Accordingly, the Seller may re-deliver the goods concerned to the Client’s site, the Client undertaking to permit access.

The Client hereby assigns to the Seller all receivables arising from resale until full payment.

In the event of insolvency proceedings, the Seller retains its revendication rights.

The Client undertakes to inform the Seller immediately of any situation affecting solvency.

 

ARTICLE B.6. Liability – Insurance – Equipment

The Seller undertakes to apply, in the performance of the Services entrusted to it, all the care required of a professional.

B.6.1 The Seller shall only be liable for direct material damage resulting from proven fault, limited, for all causative events occurring during the contractual year concerned, to the amounts excluding taxes received in connection with the sales / Services being the subject matter or at the origin of the said damage.
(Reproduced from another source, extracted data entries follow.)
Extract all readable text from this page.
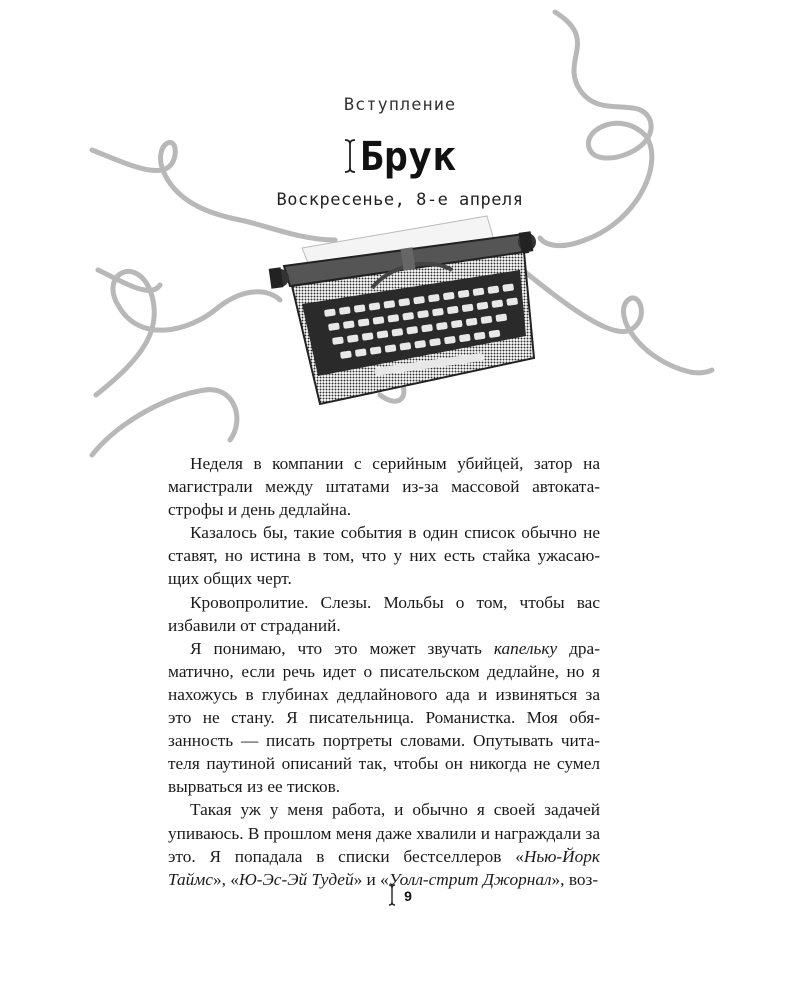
Вступление
Брук
Воскресенье, 8-е апреля

Неделя в компании с серийным убийцей, затор на магистрали между штатами из-за массовой автоката-строфы и день дедлайна.

Казалось бы, такие события в один список обычно не ставят, но истина в том, что у них есть стайка ужасаю-щих общих черт.

Кровопролитие. Слезы. Мольбы о том, чтобы вас избавили от страданий.

Я понимаю, что это может звучать капельку дра-матично, если речь идет о писательском дедлайне, но я нахожусь в глубинах дедлайнового ада и извиняться за это не стану. Я писательница. Романистка. Моя обя-занность — писать портреты словами. Опутывать чита-теля паутиной описаний так, чтобы он никогда не сумел вырваться из ее тисков.

Такая уж у меня работа, и обычно я своей задачей упиваюсь. В прошлом меня даже хвалили и награждали за это. Я попадала в списки бестселлеров «Нью-Йорк Таймс», «Ю-Эс-Эй Тудей» и «Уолл-стрит Джорнал», воз-

9
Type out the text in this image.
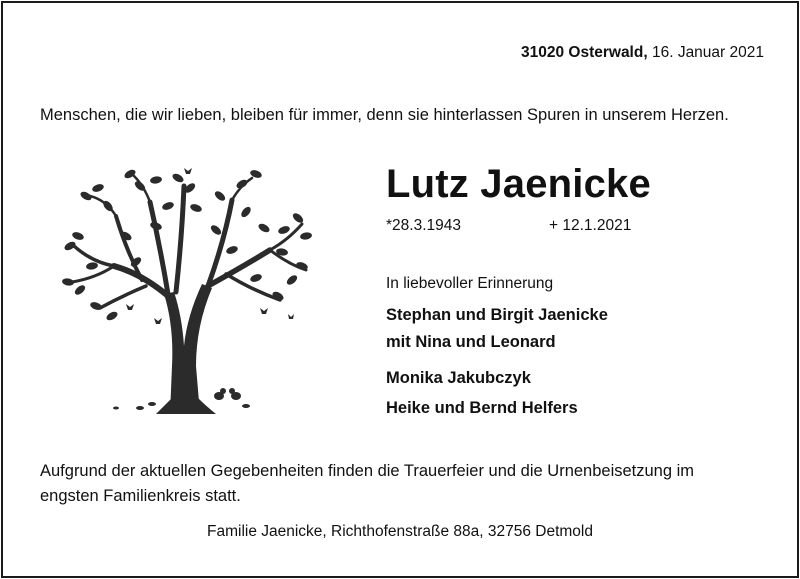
31020 Osterwald, 16. Januar 2021
Menschen, die wir lieben, bleiben für immer, denn sie hinterlassen Spuren in unserem Herzen.
Lutz Jaenicke
*28.3.1943	+ 12.1.2021
In liebevoller Erinnerung
Stephan und Birgit Jaenicke
mit Nina und Leonard
Monika Jakubczyk
Heike und Bernd Helfers
Aufgrund der aktuellen Gegebenheiten finden die Trauerfeier und die Urnenbeisetzung im engsten Familienkreis statt.
Familie Jaenicke, Richthofenstraße 88a, 32756 Detmold
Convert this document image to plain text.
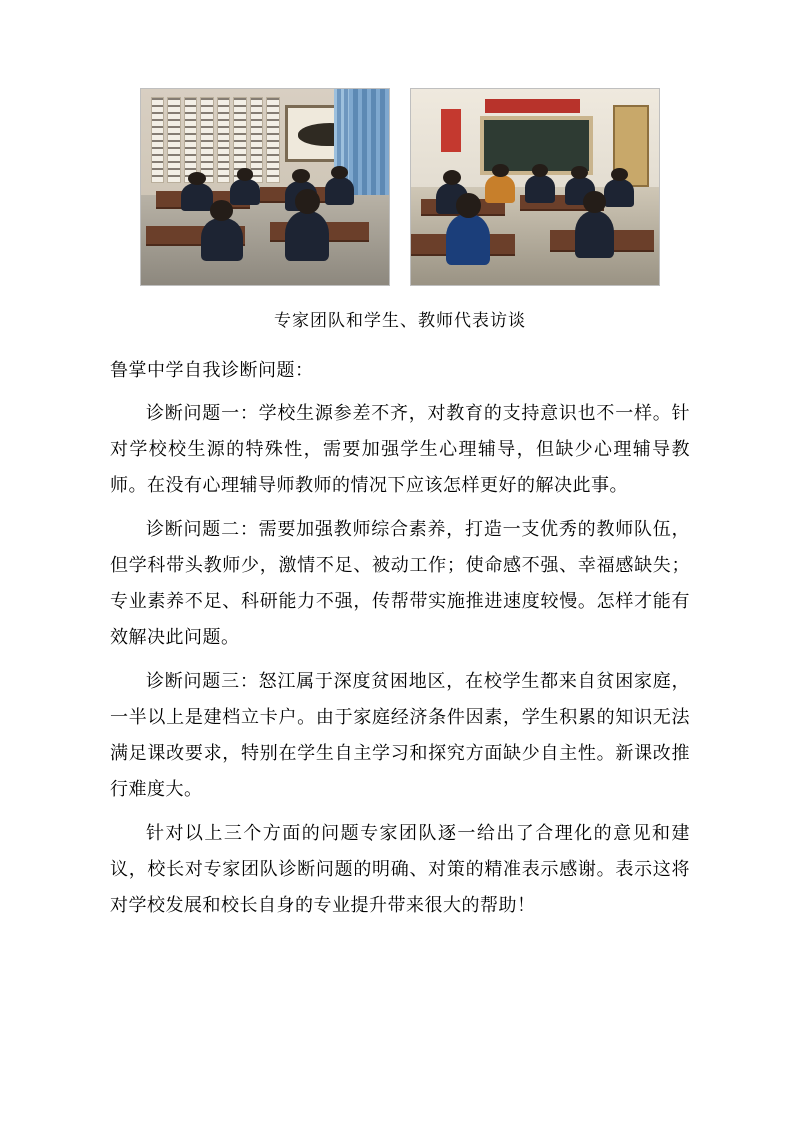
专家团队和学生、教师代表访谈
鲁掌中学自我诊断问题：

诊断问题一：学校生源参差不齐，对教育的支持意识也不一样。针对学校校生源的特殊性，需要加强学生心理辅导，但缺少心理辅导教师。在没有心理辅导师教师的情况下应该怎样更好的解决此事。

诊断问题二：需要加强教师综合素养，打造一支优秀的教师队伍，但学科带头教师少，激情不足、被动工作；使命感不强、幸福感缺失；专业素养不足、科研能力不强，传帮带实施推进速度较慢。怎样才能有效解决此问题。

诊断问题三：怒江属于深度贫困地区，在校学生都来自贫困家庭，一半以上是建档立卡户。由于家庭经济条件因素，学生积累的知识无法满足课改要求，特别在学生自主学习和探究方面缺少自主性。新课改推行难度大。

针对以上三个方面的问题专家团队逐一给出了合理化的意见和建议，校长对专家团队诊断问题的明确、对策的精准表示感谢。表示这将对学校发展和校长自身的专业提升带来很大的帮助！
Any liability for indirect losses (loss of image, production losses, loss of profits, third-party penalties, etc.) is excluded.

B.6.2 The Client (except in the case of resale of materials) shall be responsible for the nature of the waste, its sorting and categorization, as well as for its compliance with the definition provided within the commercial offer, and with the applicable regulations in force.
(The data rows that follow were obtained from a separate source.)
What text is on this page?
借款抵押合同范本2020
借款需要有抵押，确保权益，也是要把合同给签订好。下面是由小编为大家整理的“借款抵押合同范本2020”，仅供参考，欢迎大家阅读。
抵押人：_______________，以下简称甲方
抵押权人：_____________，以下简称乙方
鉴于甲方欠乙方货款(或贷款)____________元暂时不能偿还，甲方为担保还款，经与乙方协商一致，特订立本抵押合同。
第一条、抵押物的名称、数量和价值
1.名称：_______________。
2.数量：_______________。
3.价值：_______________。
Accordingly, the Seller shall not assume any liability arising from an error committed by the Client.

B.6.3 Any damage having as its origin and/or as its consequences the equipment made available shall remain under the Client’s sole responsibility, without the Client being entitled to make any claim against the Seller.
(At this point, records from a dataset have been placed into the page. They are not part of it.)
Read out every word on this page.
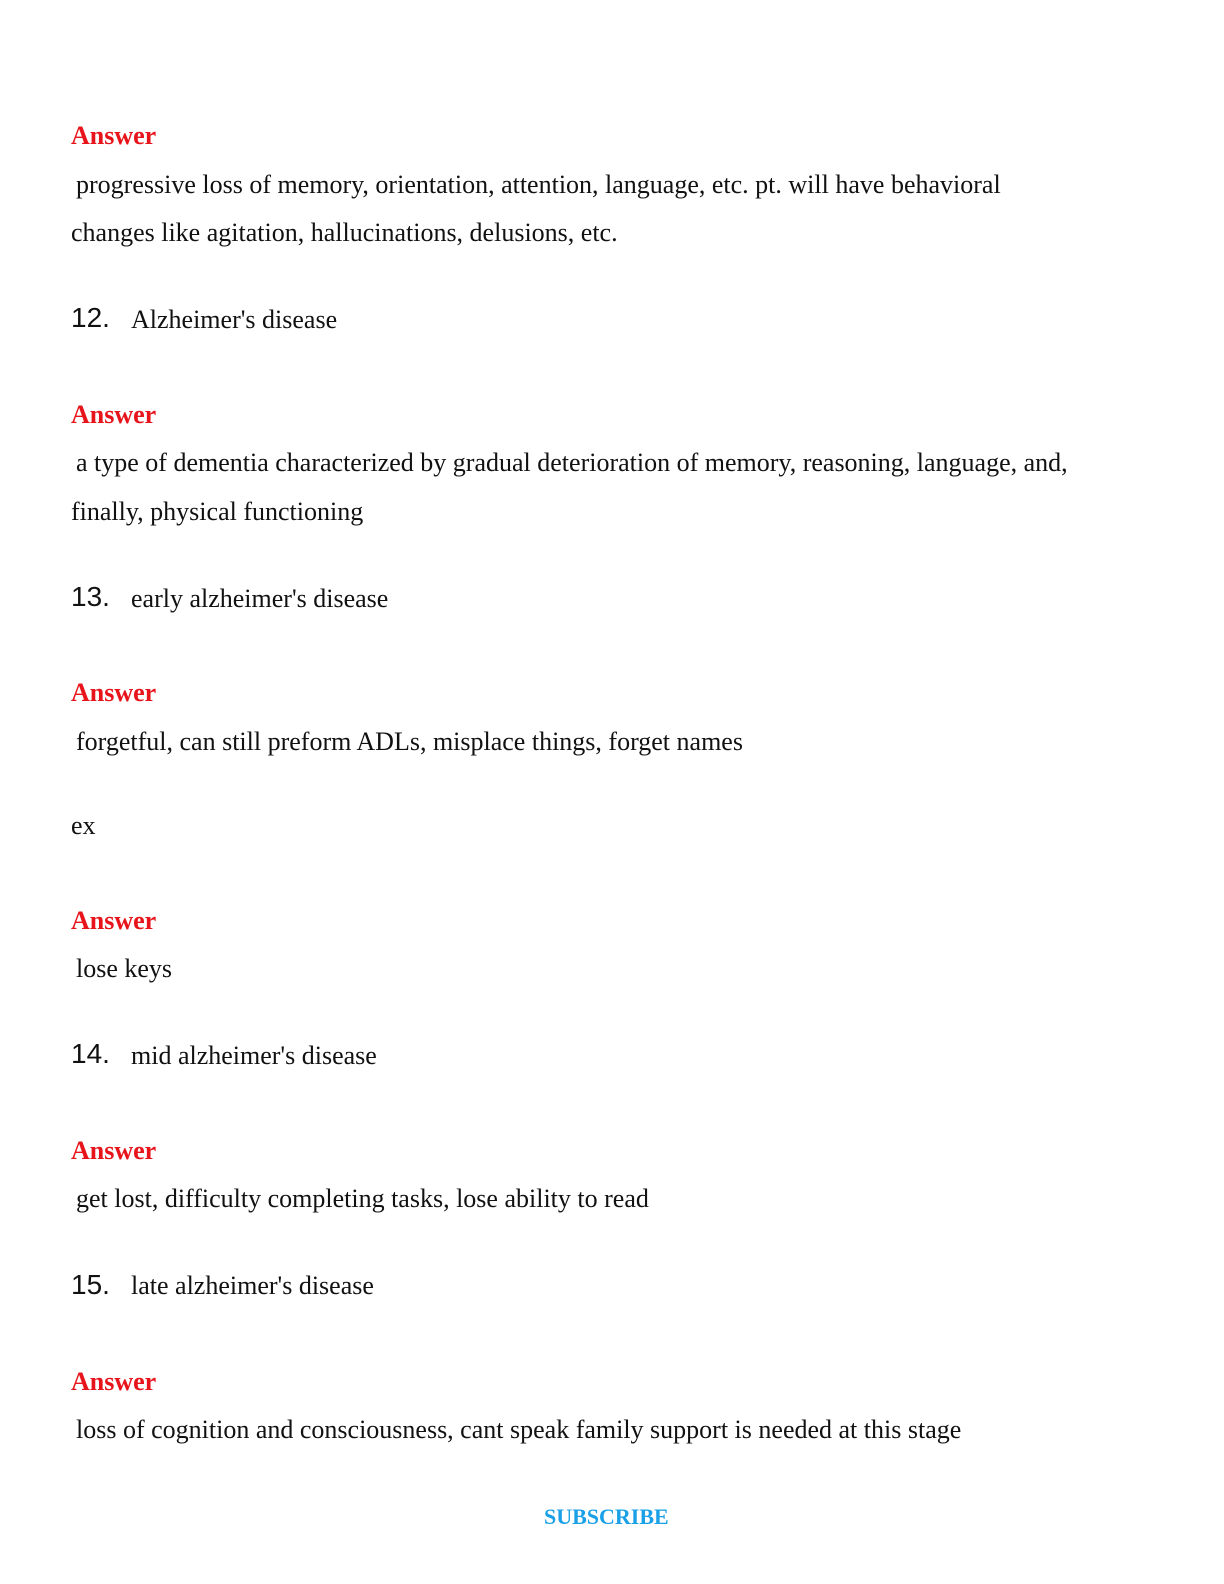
Answer
progressive loss of memory, orientation, attention, language, etc. pt. will have behavioral
changes like agitation, hallucinations, delusions, etc.
12. Alzheimer's disease
Answer
a type of dementia characterized by gradual deterioration of memory, reasoning, language, and,
finally, physical functioning
13. early alzheimer's disease
Answer
forgetful, can still preform ADLs, misplace things, forget names
ex
Answer
lose keys
14. mid alzheimer's disease
Answer
get lost, difficulty completing tasks, lose ability to read
15. late alzheimer's disease
Answer
loss of cognition and consciousness, cant speak family support is needed at this stage
SUBSCRIBE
B.6.4 Each Party acknowledges having taken out and being up to date with professional liability insurance coverage providing full protection.

The Client insures the Equipment and goods under its custody, as well as any product, waste, or material not paid to the Seller.

B.6.5 Safety Audit: The Seller may conduct, upon reasonable notice, documentary or visual verifications intended to ensure compliance of flows (ADR, sorting, documentation).

In such case, the Client shall permit access to all necessary documentation as well as to the site, without being entitled to object.

B.6.6 Products & Packaging Waste – Biowaste – Hazardous Waste (Specific Frameworks):

Technical requirements specific to packaging waste, biowaste (SPAn Category 3: sealed / covered containers, evacuation frequencies), and hazardous waste (forms, mixing prohibitions, ADR packaging) may be specified within the order.

In the event of non-compliance, downgrading and/or implementation of alternative recovery channels shall be carried out at the Client’s exclusive expense.

 

ARTICLE B.7. Regulatory Compliance – Traceability – TrackDéchets – ADR

B.7.1 The Client (except in the case of resale of materials) undertakes to carry out sorting at source, and to comply with all applicable obligations relating to EWC/CED classification, FIPAD, TrackDéchets (forms, signatures, presence at collection where required), ADR where applicable, cross-border documentation, and certificates.

In the event of Client default, the Seller reserves the right either to refuse performance or to invoice the resulting additional costs.

B.7.2 Collection documents, weighing tickets, and electronic records (portal/email) shall be deemed valid evidence and uncontested by the Client.

The Seller may require characterization reports where imposed by the applicable recovery stream.

Except in the case of resale of materials, the Client undertakes to provide such reports without delay upon first request.

Failing this, the Seller reserves the right either not to perform the Services or to perform them under the Client’s full responsibility.

 

ARTICLE B.8. Portal / Digitalization – Signatures – Evidence

B.8.1 Documents (forms, reports, invoices) may be made available by the Seller through a Client portal or transmitted electronically.

The absence of a handwritten signature shall not deprive such documents of effect where not required by applicable regulations.

As soon as documents are made available online, the Client may contest them within a maximum period of thirty (30) days.

Failing this, the said documents shall be deemed accepted by the Client, who undertakes to consult the digital portal regularly where applicable.

B.8.2 Electronic signatures and technical logs shall constitute valid evidence.